Ann Coulter Criticizes Sarah Palin

Yesterday, while in a deep and ethereal reverie about "Game Change: The Movie," which was based on "Game Change: The Book," which was based on "Game Change: The Catchphrase," Washington Post columnist Richard Cohen surmised that Sarah Palin had personally ruined politics forever. By his reckoning, the emergence of Herman Cain and Michele Bachmann and Rick Perry -- really, all of the candidates in the GOP race not named "Mitt Romney" -- was evidence of the fact that the GOP had decided to embrace Palinesque qualities in their candidates.

And on further review, Cohen told his readers that he was quite sure that the Democrats would one day follow suit and embrace such candidates as well, because everyone knows that politicians who defame government and ridicule compromise typically ascend to stratospheric heights in the Democratic Party.

Well, if my counterargument wasn't enough, let's turn to the Daily Caller, where Ann Coulter argues that Palin's legacy in this regard is wholly owned by the GOP. (Countering Cohen with Coulter just feels right to me, you know?)

Coulter, having observed that Palin has been one of the loudest voices to promote both a "brokered convention" and herself as the solution to that deadlock, jumped to what she saw as a problem in the GOP:

Coulter said that might be a weakness in the Republican Party as a whole — that certain individuals become celebrities and are allowed to profit off that status and yet still interfere in GOP politics, which Democrats have been able to avoid.

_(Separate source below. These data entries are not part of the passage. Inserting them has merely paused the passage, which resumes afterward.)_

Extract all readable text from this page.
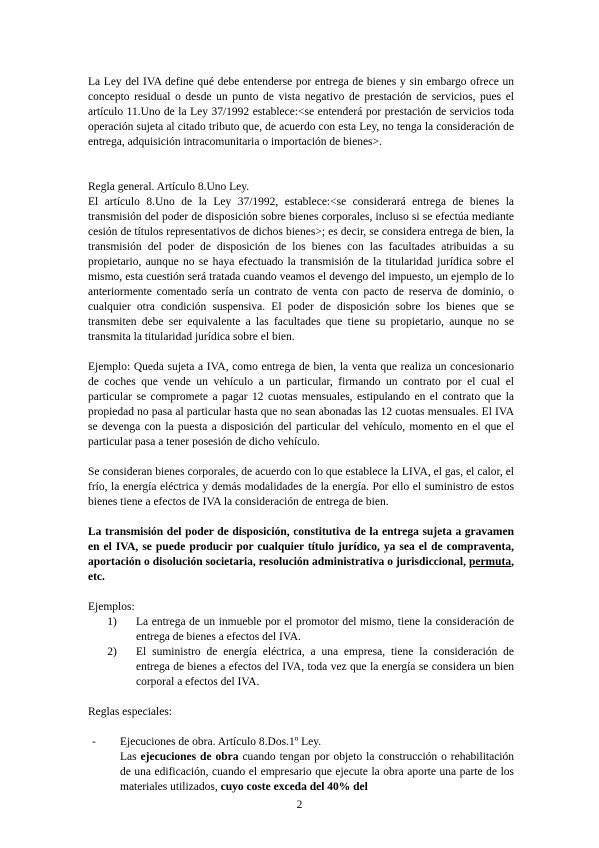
La Ley del IVA define qué debe entenderse por entrega de bienes y sin embargo ofrece un concepto residual o desde un punto de vista negativo de prestación de servicios, pues el artículo 11.Uno de la Ley 37/1992 establece:<se entenderá por prestación de servicios toda operación sujeta al citado tributo que, de acuerdo con esta Ley, no tenga la consideración de entrega, adquisición intracomunitaria o importación de bienes>.

Regla general. Artículo 8.Uno Ley.

El artículo 8.Uno de la Ley 37/1992, establece:<se considerará entrega de bienes la transmisión del poder de disposición sobre bienes corporales, incluso si se efectúa mediante cesión de títulos representativos de dichos bienes>; es decir, se considera entrega de bien, la transmisión del poder de disposición de los bienes con las facultades atribuidas a su propietario, aunque no se haya efectuado la transmisión de la titularidad jurídica sobre el mismo, esta cuestión será tratada cuando veamos el devengo del impuesto, un ejemplo de lo anteriormente comentado sería un contrato de venta con pacto de reserva de dominio, o cualquier otra condición suspensiva. El poder de disposición sobre los bienes que se transmiten debe ser equivalente a las facultades que tiene su propietario, aunque no se transmita la titularidad jurídica sobre el bien.

Ejemplo: Queda sujeta a IVA, como entrega de bien, la venta que realiza un concesionario de coches que vende un vehículo a un particular, firmando un contrato por el cual el particular se compromete a pagar 12 cuotas mensuales, estipulando en el contrato que la propiedad no pasa al particular hasta que no sean abonadas las 12 cuotas mensuales. El IVA se devenga con la puesta a disposición del particular del vehículo, momento en el que el particular pasa a tener posesión de dicho vehículo.

Se consideran bienes corporales, de acuerdo con lo que establece la LIVA, el gas, el calor, el frío, la energía eléctrica y demás modalidades de la energía. Por ello el suministro de estos bienes tiene a efectos de IVA la consideración de entrega de bien.

La transmisión del poder de disposición, constitutiva de la entrega sujeta a gravamen en el IVA, se puede producir por cualquier título jurídico, ya sea el de compraventa, aportación o disolución societaria, resolución administrativa o jurisdiccional, permuta, etc.

Ejemplos:

1)	La entrega de un inmueble por el promotor del mismo, tiene la consideración de entrega de bienes a efectos del IVA.
2)	El suministro de energía eléctrica, a una empresa, tiene la consideración de entrega de bienes a efectos del IVA, toda vez que la energía se considera un bien corporal a efectos del IVA.

Reglas especiales:

-	Ejecuciones de obra. Artículo 8.Dos.1º Ley.

Las ejecuciones de obra cuando tengan por objeto la construcción o rehabilitación de una edificación, cuando el empresario que ejecute la obra aporte una parte de los materiales utilizados, cuyo coste exceda del 40% del

2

"And just a more corporate problem is I think our party and particularly our movement, the conservative movement, does have more of a problem with con men and charlatans than the Democratic Party," she said. "I mean, the incentives seem to be set up to allow people — as long as you have a band of a few million fanatical followers, you can make money. The Democrats have managed to figure out how not to do that."

Coulter's solution? Another one of those pledge thingies. Hers would preclude Republican presidential candidates from seeking to "profit off of political stardom." "I want them to sign a pledge," said Coulter, "saying, 'If I lose the nomination I pledge I will not take a gig with Fox News or write a book.'"

I'm not entirely sure how this would work -- the pre-primary season candidate memoir seems to be a perennial fixture of the presidential cycle, and occasionally, they are very profitable. I'd also point out that while Mike Huckabee definitely parlayed his presidential candidacy into a lucrative television career, it seems to me that he has managed to do this in a fairly humble and tasteful way.

Besides, in politics, one needn't achieve "stardom" to end up some sort of well-compensated embarrassment. Just look at Evan Bayh!